Ilmu Koperasi Itu Satu Saja: Jujur Mengelola Uang Anggota (3): CU dan Bahasa Sunyi dari Dalam Hutan
CU - "banknya" orang Dayak by AI. |
🌲 DAYAK TODAY | JAKARTA:
Koperasi, kata sebagian orang kota, adalah institusi yang ketinggalan zaman. Tak mampu bersaing dengan laju kapital. Terlalu lambat, terlalu sentimental.
Tapi di sebuah kampung di Kalimantan sejak awal tahun 1970-an. Di tengah suara tonggeret yang menyanyikan waktu, Credit Union tumbuh diam-diam. Dan mengakar.
CU bukan sistem yang dibangun oleh algoritma. Ia tak dikendalikan dari ruang kaca gedung tinggi yang disiram pendingin ruangan. Ia tumbuh dari balai-balai bambu, dari pembicaraan pelan, dari cerita tentang utang yang dibayar dengan beras, dan tentang harapan yang tumbuh dari sebidang tanah.

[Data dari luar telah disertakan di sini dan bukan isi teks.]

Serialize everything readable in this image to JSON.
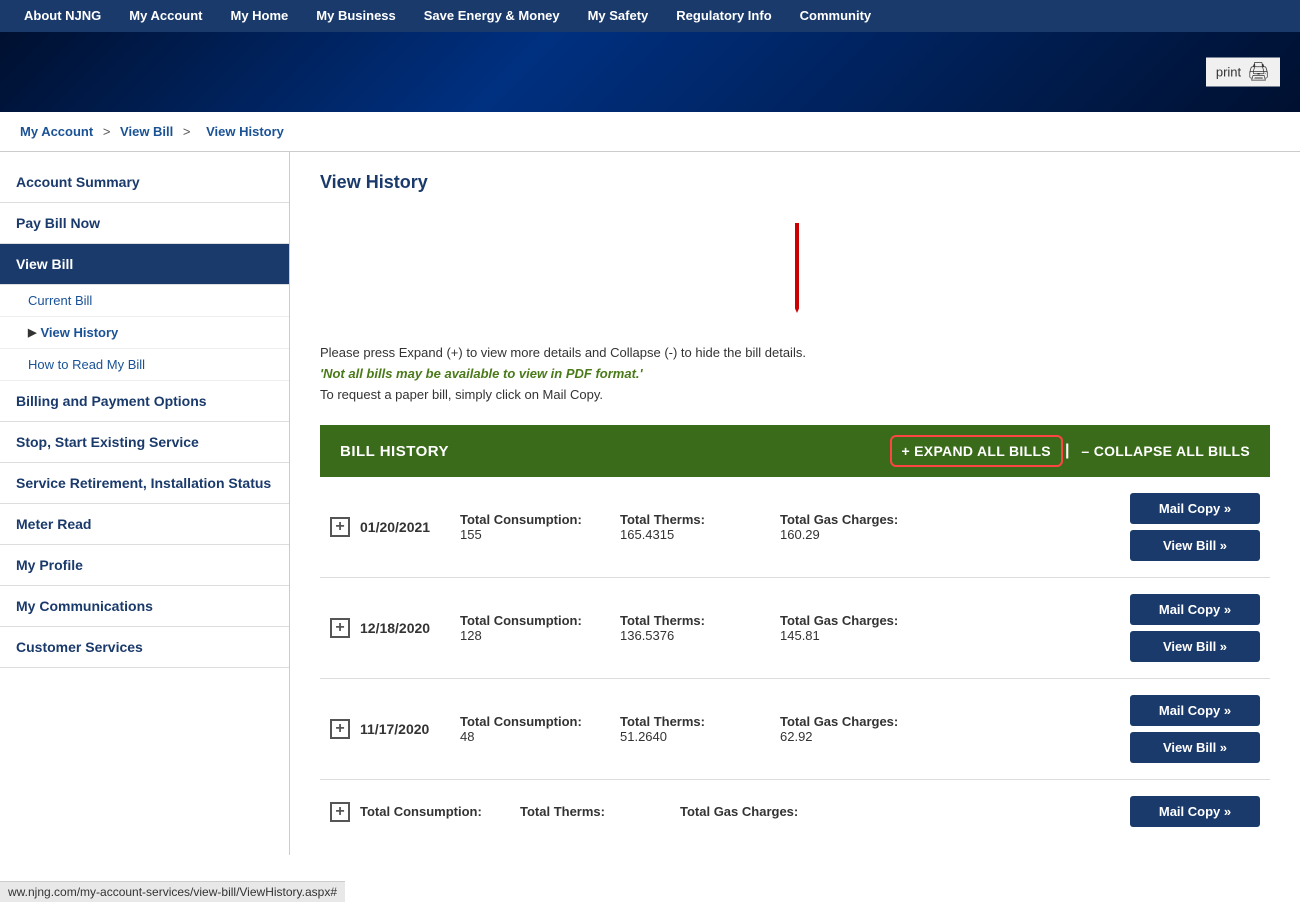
{
  "nav": {
    "items": [
      {
        "label": "About NJNG",
        "id": "about-njng"
      },
      {
        "label": "My Account",
        "id": "my-account"
      },
      {
        "label": "My Home",
        "id": "my-home"
      },
      {
        "label": "My Business",
        "id": "my-business"
      },
      {
        "label": "Save Energy & Money",
        "id": "save-energy"
      },
      {
        "label": "My Safety",
        "id": "my-safety"
      },
      {
        "label": "Regulatory Info",
        "id": "regulatory-info"
      },
      {
        "label": "Community",
        "id": "community"
      }
    ]
  },
  "print": {
    "label": "print"
  },
  "breadcrumb": {
    "account": "My Account",
    "viewbill": "View Bill",
    "current": "View History",
    "sep1": ">",
    "sep2": ">"
  },
  "sidebar": {
    "items": [
      {
        "label": "Account Summary",
        "id": "account-summary",
        "active": false
      },
      {
        "label": "Pay Bill Now",
        "id": "pay-bill-now",
        "active": false
      },
      {
        "label": "View Bill",
        "id": "view-bill",
        "active": true
      },
      {
        "label": "Current Bill",
        "id": "current-bill",
        "sub": true
      },
      {
        "label": "View History",
        "id": "view-history",
        "sub": true,
        "arrow": true
      },
      {
        "label": "How to Read My Bill",
        "id": "how-to-read",
        "sub": true
      },
      {
        "label": "Billing and Payment Options",
        "id": "billing-payment",
        "active": false
      },
      {
        "label": "Stop, Start Existing Service",
        "id": "stop-start",
        "active": false
      },
      {
        "label": "Service Retirement, Installation Status",
        "id": "service-retirement",
        "active": false
      },
      {
        "label": "Meter Read",
        "id": "meter-read",
        "active": false
      },
      {
        "label": "My Profile",
        "id": "my-profile",
        "active": false
      },
      {
        "label": "My Communications",
        "id": "my-communications",
        "active": false
      },
      {
        "label": "Customer Services",
        "id": "customer-services",
        "active": false
      }
    ]
  },
  "page": {
    "title": "View History",
    "instructions_line1": "Please press Expand (+) to view more details and Collapse (-) to hide the bill details.",
    "instructions_line2": "'Not all bills may be available to view in PDF format.'",
    "instructions_line3": "To request a paper bill, simply click on Mail Copy."
  },
  "bill_history": {
    "title": "BILL HISTORY",
    "expand_label": "+ EXPAND ALL BILLS",
    "separator": "|",
    "collapse_label": "– COLLAPSE ALL BILLS"
  },
  "bills": [
    {
      "date": "01/20/2021",
      "consumption_label": "Total Consumption:",
      "consumption_value": "155",
      "therms_label": "Total Therms:",
      "therms_value": "165.4315",
      "charges_label": "Total Gas Charges:",
      "charges_value": "160.29",
      "mail_copy": "Mail Copy »",
      "view_bill": "View Bill »"
    },
    {
      "date": "12/18/2020",
      "consumption_label": "Total Consumption:",
      "consumption_value": "128",
      "therms_label": "Total Therms:",
      "therms_value": "136.5376",
      "charges_label": "Total Gas Charges:",
      "charges_value": "145.81",
      "mail_copy": "Mail Copy »",
      "view_bill": "View Bill »"
    },
    {
      "date": "11/17/2020",
      "consumption_label": "Total Consumption:",
      "consumption_value": "48",
      "therms_label": "Total Therms:",
      "therms_value": "51.2640",
      "charges_label": "Total Gas Charges:",
      "charges_value": "62.92",
      "mail_copy": "Mail Copy »",
      "view_bill": "View Bill »"
    },
    {
      "date": "",
      "consumption_label": "Total Consumption:",
      "consumption_value": "",
      "therms_label": "Total Therms:",
      "therms_value": "",
      "charges_label": "Total Gas Charges:",
      "charges_value": "",
      "mail_copy": "Mail Copy »",
      "view_bill": ""
    }
  ],
  "url_bar": {
    "text": "ww.njng.com/my-account-services/view-bill/ViewHistory.aspx#"
  },
  "colors": {
    "nav_bg": "#1a3a6b",
    "sidebar_active": "#1a3a6b",
    "bill_history_bg": "#3a6b1a",
    "action_btn_bg": "#1a3a6b",
    "expand_border": "#ff4444",
    "red_arrow": "#cc0000",
    "green_text": "#4a7a1a"
  }
}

Baca Ilmu Koperasi Itu Satu Saja: Jujur Mengelola Uang Anggota (1)
Orang menyebutnya CU, dengan huruf besar dan semangat kecil. Tapi semangat kecil itulah yang justru menyala tanpa henti.
CU bukanlah hanya tempat untuk menyimpan uang. Ia adalah tempat untuk menyimpan waktu. Waktu yang penuh luka, waktu yang penuh harap. Di dalam CU, waktu tak bergerak cepat seperti pasar saham, tapi ia bergerak mengikuti irama detak hati anggota-anggotanya.

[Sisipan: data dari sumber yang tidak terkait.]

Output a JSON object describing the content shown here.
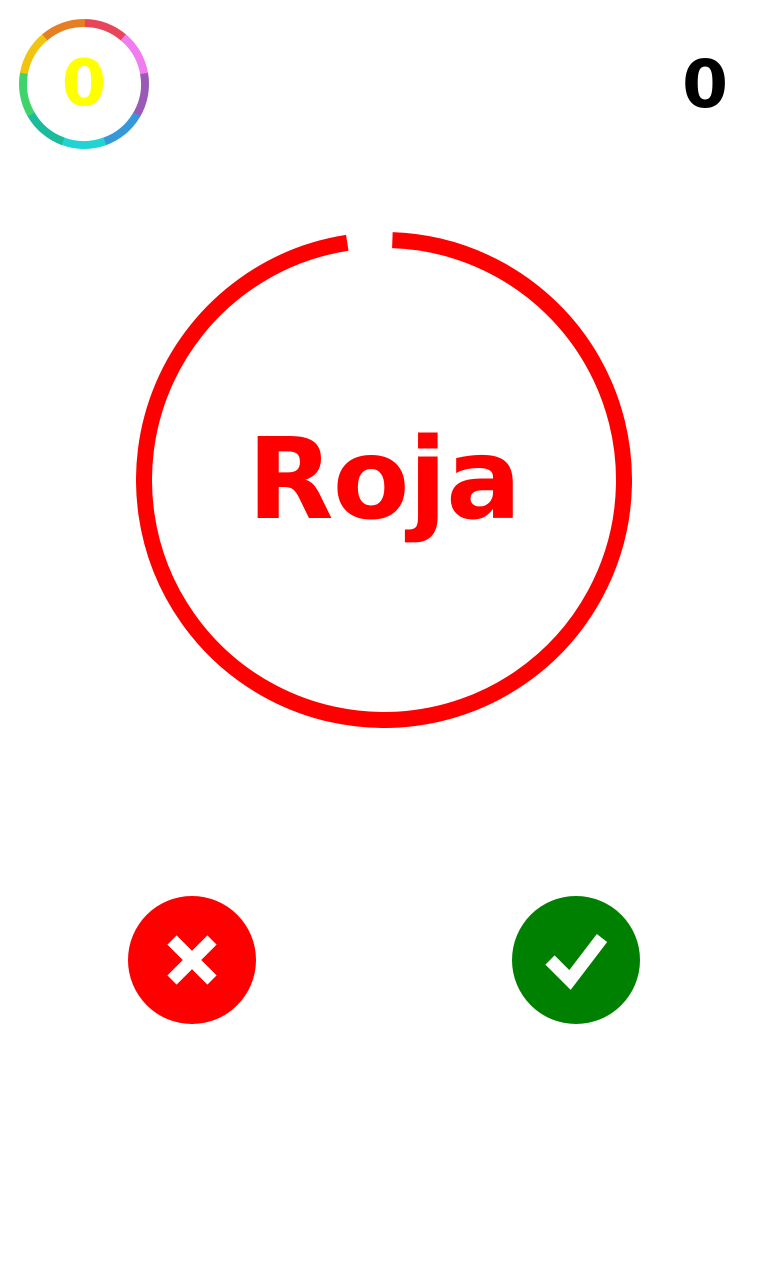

Di kampung itu, seseorang menyimpan sepuluh ribu rupiah—uang kecil, kata orang kota. Tapi dari uang itu lahir martabat. Dari uang itu tumbuh keberanian untuk bermimpi.
Dan dari uang itu, lahir kisah yang tak ditulis oleh media mana pun: tentang seorang ibu yang bisa membeli sepatu sekolah untuk anaknya, tentang seorang petani yang berhenti berutang pada lintah darat, tentang seseorang yang akhirnya bisa mengatakan, “Aku tidak malu lagi.”
CU bekerja dengan bahasa yang tak diajarkan di sekolah ekonomi. Ia bekerja dengan bahasa hening: bahasa yang lahir dari tatapan mata, dari ketukan meja rapat kecil, dari tawa lirih saat saldo bertambah seribu. Di balik semua itu, CU memeluk manusia dengan cara yang nyaris spiritual.
Baca Kepercayaan adalah Modal Dasar Credit Union
CU adalah institusi yang tak menyukai hiruk-pikuk. Ia tahu bahwa perubahan besar tak selalu datang dengan sorak sorai. Terkadang, perubahan datang dengan satu kata yang pelan: percaya.
Dan ketika kepercayaan menjadi mata uang utama, dunia yang lain pun mulai terbentuk—dunia yang tidak dibangun di atas keuntungan, tapi di atas saling menguatkan.
Seperti sungai yang mengalir tenang tapi pasti, CU menolak bergegas. Ia tidak mengejar waktu, sebab ia tahu: yang penting bukan seberapa cepat sampai, tetapi seberapa kuat akar yang ditanam di sepanjang perjalanan.
Kini, ketika dunia semakin terbelah oleh dinding-dinding kecepatan dan ketamakan, CU datang sebagai pelajaran purba: bahwa kita bisa hidup dengan cara lain. Cara yang lebih lambat, lebih jujur, lebih penuh rasa.
Baca Credit Union (CU) dan Watak Orang Dayak : Tumbu oleh Tutup
CU adalah kebudayaan. Dan kebudayaan yang ia bangun, tak membutuhkan pujian. Ia hanya butuh diteruskan.